El  libro dedica un capítulo, el de Javier Arnau –experto en las relaciones entre filosofía y traducción– al universo de lo intraducible, que “hace humilde al traductor, pero rescata a las lenguas de la homogeneidad y la redundancia de lo indiferenciado”. En este sentido, Iriarte aporta que “se dan casos de editoriales que aconsejan eludir palabras especialmente difíciles o esquivas en ciertos libros por temor a que el lector tenga problemas para asimilarlas. López Vega advierte que “todo fracaso del traductor es un fracaso del escritor. No encuentro motivos para dudar que cualquier idioma pueda decirlo todo, y si no lo dice, el problema es de la impericia del escritor, no del idioma”.

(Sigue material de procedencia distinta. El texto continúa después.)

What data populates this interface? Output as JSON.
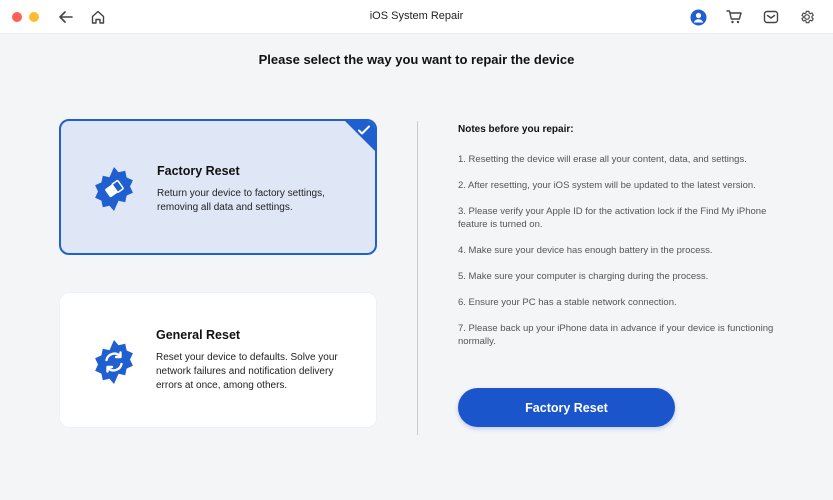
{
  "window": {
    "title": "iOS System Repair"
  },
  "colors": {
    "accent": "#1f5fd0",
    "button": "#1a55cc",
    "selected_bg": "#dfe7f7",
    "traffic_red": "#ff5f57",
    "traffic_yellow": "#febc2e"
  },
  "toolbar": {
    "icons": [
      "back-arrow-icon",
      "home-icon",
      "account-icon",
      "cart-icon",
      "mail-icon",
      "settings-gear-icon"
    ]
  },
  "main": {
    "heading": "Please select the way you want to repair the device",
    "options": [
      {
        "title": "Factory Reset",
        "description": "Return your device to factory settings, removing all data and settings.",
        "selected": true,
        "icon": "gear-eraser-icon"
      },
      {
        "title": "General Reset",
        "description": "Reset your device to defaults. Solve your network failures and notification delivery errors at once, among others.",
        "selected": false,
        "icon": "gear-refresh-icon"
      }
    ]
  },
  "notes": {
    "title": "Notes before you repair:",
    "items": [
      "1. Resetting the device will erase all your content, data, and settings.",
      "2. After resetting, your iOS system will be updated to the latest version.",
      "3. Please verify your Apple ID for the activation lock if the Find My iPhone feature is turned on.",
      "4. Make sure your device has enough battery in the process.",
      "5. Make sure your computer is charging during the process.",
      "6. Ensure your PC has a stable network connection.",
      "7. Please back up your iPhone data in advance if your device is functioning normally."
    ]
  },
  "action": {
    "button_label": "Factory Reset"
  }
}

Este mismo autor afirma que no tiene sentido la aspiración a una lengua universal  porque todo lo que se puede decir en una lengua se puede decir en otra. Demanda la tarea del traductor como escritor, y en este sentido, advierte que demostrará su talento cuanto mejor escritor sea. “Una nota a pie de página en una traducción es una constatación de un fracaso del traductor, pero también lo es añadir demasiados elementos que no estén de forma explícita en el original”.

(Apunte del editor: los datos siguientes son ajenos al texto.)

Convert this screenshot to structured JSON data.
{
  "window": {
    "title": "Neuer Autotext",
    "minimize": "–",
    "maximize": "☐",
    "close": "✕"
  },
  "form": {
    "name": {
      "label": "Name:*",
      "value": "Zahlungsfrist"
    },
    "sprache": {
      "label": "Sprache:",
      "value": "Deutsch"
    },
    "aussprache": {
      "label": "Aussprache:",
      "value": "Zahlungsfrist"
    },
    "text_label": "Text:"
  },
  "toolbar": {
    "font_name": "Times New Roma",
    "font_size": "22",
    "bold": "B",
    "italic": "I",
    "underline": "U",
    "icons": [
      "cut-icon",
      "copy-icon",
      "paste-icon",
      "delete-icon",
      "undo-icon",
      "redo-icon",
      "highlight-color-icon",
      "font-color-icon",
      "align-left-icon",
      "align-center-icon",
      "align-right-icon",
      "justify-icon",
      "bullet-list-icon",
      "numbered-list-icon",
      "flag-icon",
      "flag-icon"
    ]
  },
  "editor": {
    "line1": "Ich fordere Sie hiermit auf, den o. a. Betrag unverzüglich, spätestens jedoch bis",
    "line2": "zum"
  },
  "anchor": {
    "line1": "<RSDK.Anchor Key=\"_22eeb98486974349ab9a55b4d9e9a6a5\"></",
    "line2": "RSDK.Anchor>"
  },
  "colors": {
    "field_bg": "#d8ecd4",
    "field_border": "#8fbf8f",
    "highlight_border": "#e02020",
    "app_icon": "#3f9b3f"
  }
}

Por último, Marina Bornas –que traduce del alemán y el japonés contenidos audiovisuales y literarios– aporta interesantes reflexiones sobre la traducción en el mundo del cómic y de los formatos audiovisuales, donde su traducción debe fluir con total facilidad. “La regla de oro del traductor audiovisual es que la imagen prevalece siempre por encima del guión, es decir, la imagen manda. “Otro gran escollo que debe superar el traductor audiovisual  para que su presencia pase inadvertida es el “referente cultural”, cualquier palabra, expresión o nombre propio de la lengua de partida que nos remite a un concepto inexistente o prácticamente desconocido en nuestra cultura y que, por tanto, no tienen ningún equivalente en la lengua de llegada. Señala como factor indispensable para que el proceso de doblaje obtenga buenos resultados que la traducción audiovisual y el ajuste son trabajos en los que no basta con traducir un guión. Deben implicarse en el argumento, saber interpretar las expresiones de los actores, leer entre líneas y observar todos los detalles de todas las escenas.